Williams was heard on the 2000 airwaves more than any other artist, with 5.35bn audience impressions in the year, a remarkable tally, representing about 100 per person. He seems to have the knack of creating records which have very long radio lives, as evidenced by the presence of no fewer than eight of his singles in the Top 200 for the year (Rock DJ at eight, She's The One at 26, Supreme at 74, Kids (with Kylie Minogue) at 78, Strong at 119, Angels at 129, Millennium at 153 and Let Me Entertain You at 198). Craig David, who was runner-up to Robbie in the audience rankings, was the only artist to have three records in the Top 50 for the year, with 7 Days at 14, Fill Me In at 15 and Walking Away at 33.
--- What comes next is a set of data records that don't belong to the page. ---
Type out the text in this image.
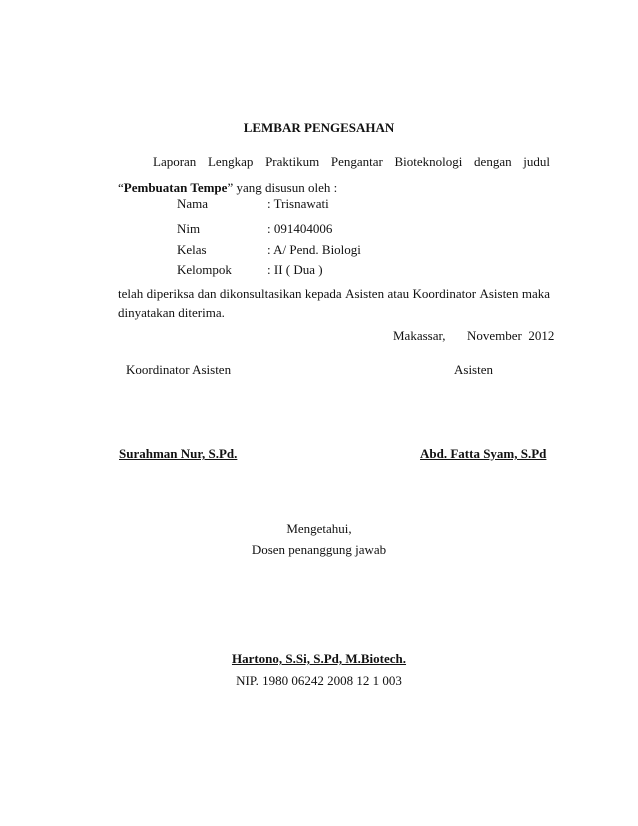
LEMBAR PENGESAHAN
Laporan Lengkap Praktikum Pengantar Bioteknologi dengan judul
“Pembuatan Tempe” yang disusun oleh :
Nama	: Trisnawati
Nim	: 091404006
Kelas	: A/ Pend. Biologi
Kelompok	: II ( Dua )
telah diperiksa dan dikonsultasikan kepada Asisten atau Koordinator Asisten maka
dinyatakan diterima.
Makassar, November  2012
Koordinator Asisten	Asisten
Surahman Nur, S.Pd.	Abd. Fatta Syam, S.Pd
Mengetahui,
Dosen penanggung jawab
Hartono, S.Si, S.Pd, M.Biotech.
NIP. 1980 06242 2008 12 1 003
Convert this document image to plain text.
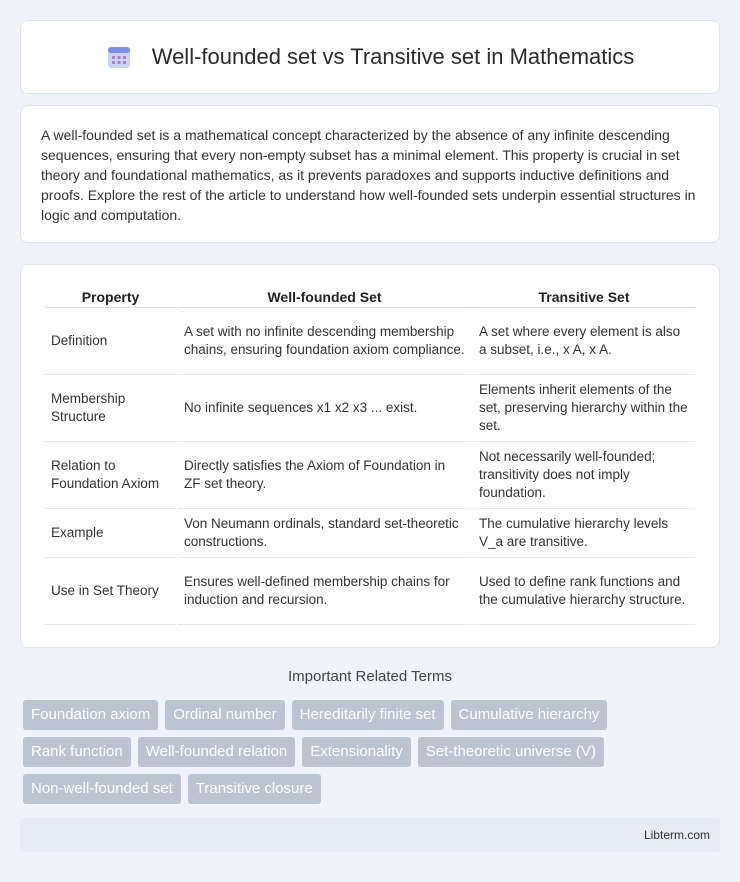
Well-founded set vs Transitive set in Mathematics

A well-founded set is a mathematical concept characterized by the absence of any infinite descending sequences, ensuring that every non-empty subset has a minimal element. This property is crucial in set theory and foundational mathematics, as it prevents paradoxes and supports inductive definitions and proofs. Explore the rest of the article to understand how well-founded sets underpin essential structures in logic and computation.

Property	Well-founded Set	Transitive Set
Definition	A set with no infinite descending membership chains, ensuring foundation axiom compliance.	A set where every element is also a subset, i.e., x A, x A.
Membership Structure	No infinite sequences x1 x2 x3 ... exist.	Elements inherit elements of the set, preserving hierarchy within the set.
Relation to Foundation Axiom	Directly satisfies the Axiom of Foundation in ZF set theory.	Not necessarily well-founded; transitivity does not imply foundation.
Example	Von Neumann ordinals, standard set-theoretic constructions.	The cumulative hierarchy levels V_a are transitive.
Use in Set Theory	Ensures well-defined membership chains for induction and recursion.	Used to define rank functions and the cumulative hierarchy structure.
Important Related Terms
Foundation axiom	Ordinal number	Hereditarily finite set	Cumulative hierarchy
Rank function	Well-founded relation	Extensionality	Set-theoretic universe (V)
Non-well-founded set	Transitive closure
Libterm.com
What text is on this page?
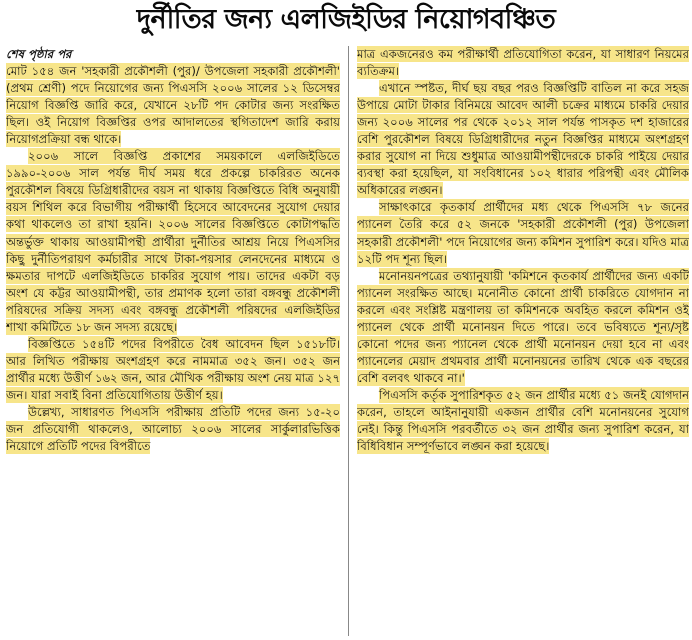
দুর্নীতির জন্য এলজিইডির নিয়োগবঞ্চিত

শেষ পৃষ্ঠার পর

মোট ১৫৪ জন 'সহকারী প্রকৌশলী (পুর)/ উপজেলা সহকারী প্রকৌশলী' (প্রথম শ্রেণী) পদে নিয়োগের জন্য পিএসসি ২০০৬ সালের ১২ ডিসেম্বর নিয়োগ বিজ্ঞপ্তি জারি করে, যেখানে ২৮টি পদ কোটার জন্য সংরক্ষিত ছিল। ওই নিয়োগ বিজ্ঞপ্তির ওপর আদালতের স্থগিতাদেশ জারি করায় নিয়োগপ্রক্রিয়া বন্ধ থাকে।

২০০৬ সালে বিজ্ঞপ্তি প্রকাশের সময়কালে এলজিইডিতে ১৯৯০-২০০৬ সাল পর্যন্ত দীর্ঘ সময় ধরে প্রকল্পে চাকরিরত অনেক পুরকৌশল বিষয়ে ডিগ্রিধারীদের বয়স না থাকায় বিজ্ঞপ্তিতে বিধি অনুযায়ী বয়স শিথিল করে বিভাগীয় পরীক্ষার্থী হিসেবে আবেদনের সুযোগ দেয়ার কথা থাকলেও তা রাখা হয়নি। ২০০৬ সালের বিজ্ঞপ্তিতে কোটাপদ্ধতি অন্তর্ভুক্ত থাকায় আওয়ামীপন্থী প্রার্থীরা দুর্নীতির আশ্রয় নিয়ে পিএসসির কিছু দুর্নীতিপরায়ণ কর্মচারীর সাথে টাকা-পয়সার লেনদেনের মাধ্যমে ও ক্ষমতার দাপটে এলজিইডিতে চাকরির সুযোগ পায়। তাদের একটা বড় অংশ যে কট্টর আওয়ামীপন্থী, তার প্রমাণক হলো তারা বঙ্গবন্ধু প্রকৌশলী পরিষদের সক্রিয় সদস্য এবং বঙ্গবন্ধু প্রকৌশলী পরিষদের এলজিইডির শাখা কমিটিতে ১৮ জন সদস্য রয়েছে।

বিজ্ঞপ্তিতে ১৫৪টি পদের বিপরীতে বৈধ আবেদন ছিল ১৫১৮টি। আর লিখিত পরীক্ষায় অংশগ্রহণ করে নামমাত্র ৩৫২ জন। ৩৫২ জন প্রার্থীর মধ্যে উত্তীর্ণ ১৬২ জন, আর মৌখিক পরীক্ষায় অংশ নেয় মাত্র ১২৭ জন। যারা সবাই বিনা প্রতিযোগিতায় উত্তীর্ণ হয়।

উল্লেখ্য, সাধারণত পিএসসি পরীক্ষায় প্রতিটি পদের জন্য ১৫-২০ জন প্রতিযোগী থাকলেও, আলোচ্য ২০০৬ সালের সার্কুলারভিত্তিক নিয়োগে প্রতিটি পদের বিপরীতে

মাত্র একজনেরও কম পরীক্ষার্থী প্রতিযোগিতা করেন, যা সাধারণ নিয়মের ব্যতিক্রম।

এখানে স্পষ্টত, দীর্ঘ ছয় বছর পরও বিজ্ঞপ্তিটি বাতিল না করে সহজ উপায়ে মোটা টাকার বিনিময়ে আবেদ আলী চক্রের মাধ্যমে চাকরি দেয়ার জন্য ২০০৬ সালের পর থেকে ২০১২ সাল পর্যন্ত পাসকৃত দশ হাজারের বেশি পুরকৌশল বিষয়ে ডিগ্রিধারীদের নতুন বিজ্ঞপ্তির মাধ্যমে অংশগ্রহণ করার সুযোগ না দিয়ে শুধুমাত্র আওয়ামীপন্থীদেরকে চাকরি পাইয়ে দেয়ার ব্যবস্থা করা হয়েছিল, যা সংবিধানের ১০২ ধারার পরিপন্থী এবং মৌলিক অধিকারের লঙ্ঘন।

সাক্ষাৎকারে কৃতকার্য প্রার্থীদের মধ্য থেকে পিএসসি ৭৮ জনের প্যানেল তৈরি করে ৫২ জনকে 'সহকারী প্রকৌশলী (পুর) উপজেলা সহকারী প্রকৌশলী' পদে নিয়োগের জন্য কমিশন সুপারিশ করে। যদিও মাত্র ১২টি পদ শূন্য ছিল।

মনোনয়নপত্রের তথ্যানুযায়ী 'কমিশনে কৃতকার্য প্রার্থীদের জন্য একটি প্যানেল সংরক্ষিত আছে। মনোনীত কোনো প্রার্থী চাকরিতে যোগদান না করলে এবং সংশ্লিষ্ট মন্ত্রণালয় তা কমিশনকে অবহিত করলে কমিশন ওই প্যানেল থেকে প্রার্থী মনোনয়ন দিতে পারে। তবে ভবিষ্যতে শূন্য/সৃষ্ট কোনো পদের জন্য প্যানেল থেকে প্রার্থী মনোনয়ন দেয়া হবে না এবং প্যানেলের মেয়াদ প্রথমবার প্রার্থী মনোনয়নের তারিখ থেকে এক বছরের বেশি বলবৎ থাকবে না।'

পিএসসি কর্তৃক সুপারিশকৃত ৫২ জন প্রার্থীর মধ্যে ৫১ জনই যোগদান করেন, তাহলে আইনানুযায়ী একজন প্রার্থীর বেশি মনোনয়নের সুযোগ নেই। কিন্তু পিএসসি পরবর্তীতে ৩২ জন প্রার্থীর জন্য সুপারিশ করেন, যা বিধিবিধান সম্পূর্ণভাবে লঙ্ঘন করা হয়েছে।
Although homegrown talent has consistently outperformed US acts in the singles chart for the past decade, this has not been the case on radio, with US acts taking a bigger slice of the Top 50 radio pie every year from 1996 to 1999. They failed to do so last year, though, with British acts filling 28 positions, American acts 15 and others just seven.

No American record was able to make the Top 10 for the year, with Mary Mary's Shackles at 13 being the most popular cut from the other side of the Atlantic. It was also one of the records which attained a significantly higher final place in the airplay list than on the sales list, where its 2000 rank was 48th. Others which achieved even more disproportionate airplay were Lene Marlin's Sitting Down Here (number 12 on airplay, 49 on sales), Moloko's The Time Is Now (17, 73) and, biggest of all, Gabrielle's What A Woman (19, 144). The Bob The Builder single was the best illustration of the flipside of this coin (records with great sales but poor airplay), other notable examples including the Baha Men's Who Let The Dogs Out (number four on sales, 304 on airplay), the Tweenies' Number One (34, 900) and any number of boy band hits, including all five Westlife singles (1, 23), with almost exactly the same exposure between them as Spiller's Groovejet managed on its own. Westlife's biggest airplay hit -- Fool Again -- is ranked at 89.